Unfortunately, Sara took his failure to speak of Miss Morgan as a sign of his determination to avoid marriage. In fact, it was that Jane Morgan didn’t interest him in that way. Though he had no interest in admitting to his sister which woman did.
“Perhaps we should stop accepting every invitation we receive from Jane Morgan.”
She pivoted to face him in the carriage’s close confines. “She’s one of few friends we have. Thomas’s family is scattered around the countryside. Jane Morgan may very well turn out to be the only guest at our wedding.”
“You’re right, of course.” Mercy, he was a selfish bastard. Because of the past, the secrets he needed to keep, he’d narrowed their lives to a few select interactions with people he believed he could trust. And it was a very short list. Miss Morgan and her father, when he was alive, and perhaps the Ruthvens and Thomas Tidwell, Sara’s betrothed. And, of course, Daughtry and his wife. Gabe and Sara joined the couple for supper at the pub around the corner from Ruthven’s once in a while.
She nudged him with her elbow and grinned. “Wish I had a sixpence for every time you tell me I’m right.” Shifting to reach into the pocket of her coat, she gazed over at him, wide-eyed, and added, “Seeing as how you’ve decided to accept all of Miss Morgan’s invitations, perhaps you should extend one to her in return.”

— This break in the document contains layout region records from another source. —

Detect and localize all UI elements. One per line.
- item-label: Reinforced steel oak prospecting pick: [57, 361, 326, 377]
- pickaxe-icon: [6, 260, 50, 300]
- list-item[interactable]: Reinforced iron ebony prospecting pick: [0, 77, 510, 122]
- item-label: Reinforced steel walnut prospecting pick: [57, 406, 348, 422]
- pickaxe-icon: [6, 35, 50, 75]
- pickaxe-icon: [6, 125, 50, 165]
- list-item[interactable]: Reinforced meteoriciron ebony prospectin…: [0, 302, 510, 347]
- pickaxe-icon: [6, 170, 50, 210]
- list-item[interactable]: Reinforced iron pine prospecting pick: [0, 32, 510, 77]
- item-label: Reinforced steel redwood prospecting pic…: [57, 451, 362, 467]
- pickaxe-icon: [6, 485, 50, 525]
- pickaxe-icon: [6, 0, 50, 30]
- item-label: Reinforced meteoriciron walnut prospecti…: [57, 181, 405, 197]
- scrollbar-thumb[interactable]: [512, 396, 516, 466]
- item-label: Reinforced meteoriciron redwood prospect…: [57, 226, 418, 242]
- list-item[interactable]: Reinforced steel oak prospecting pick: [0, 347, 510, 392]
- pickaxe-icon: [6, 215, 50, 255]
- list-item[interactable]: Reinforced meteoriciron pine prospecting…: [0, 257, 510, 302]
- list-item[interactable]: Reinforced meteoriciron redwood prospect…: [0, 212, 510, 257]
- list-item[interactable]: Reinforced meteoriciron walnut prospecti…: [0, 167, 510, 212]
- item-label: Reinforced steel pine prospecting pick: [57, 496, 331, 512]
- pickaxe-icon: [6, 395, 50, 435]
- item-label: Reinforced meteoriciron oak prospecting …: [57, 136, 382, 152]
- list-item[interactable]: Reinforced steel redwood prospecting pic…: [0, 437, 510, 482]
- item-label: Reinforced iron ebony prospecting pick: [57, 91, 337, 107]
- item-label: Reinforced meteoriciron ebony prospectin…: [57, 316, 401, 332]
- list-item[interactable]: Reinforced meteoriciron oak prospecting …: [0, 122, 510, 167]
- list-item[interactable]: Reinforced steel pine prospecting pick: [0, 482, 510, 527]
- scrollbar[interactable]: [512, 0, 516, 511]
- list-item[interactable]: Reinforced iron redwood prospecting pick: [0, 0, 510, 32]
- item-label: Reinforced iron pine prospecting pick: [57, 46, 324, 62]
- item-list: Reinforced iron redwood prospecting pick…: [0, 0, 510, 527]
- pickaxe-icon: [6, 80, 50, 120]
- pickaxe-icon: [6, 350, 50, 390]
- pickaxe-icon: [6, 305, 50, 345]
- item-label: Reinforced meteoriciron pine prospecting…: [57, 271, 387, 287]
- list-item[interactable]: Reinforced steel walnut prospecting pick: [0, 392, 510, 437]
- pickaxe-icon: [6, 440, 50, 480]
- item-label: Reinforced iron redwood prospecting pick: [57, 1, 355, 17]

The envelope she placed in his hand had been sliced open, and the thick paper was covered with a ridiculously fancy script, full of useless loops and swirls. Among the decorative handwriting, he noted his name and their old address.
“You didn’t go back, did you?” They’d agreed to leave without notice, though they paid their landlord an additional sum to tell no one where they’d gone. So far, there’d been no more sightings of Rigg, and Sara was increasingly convinced she may have been mistaken in her identification of the man she saw.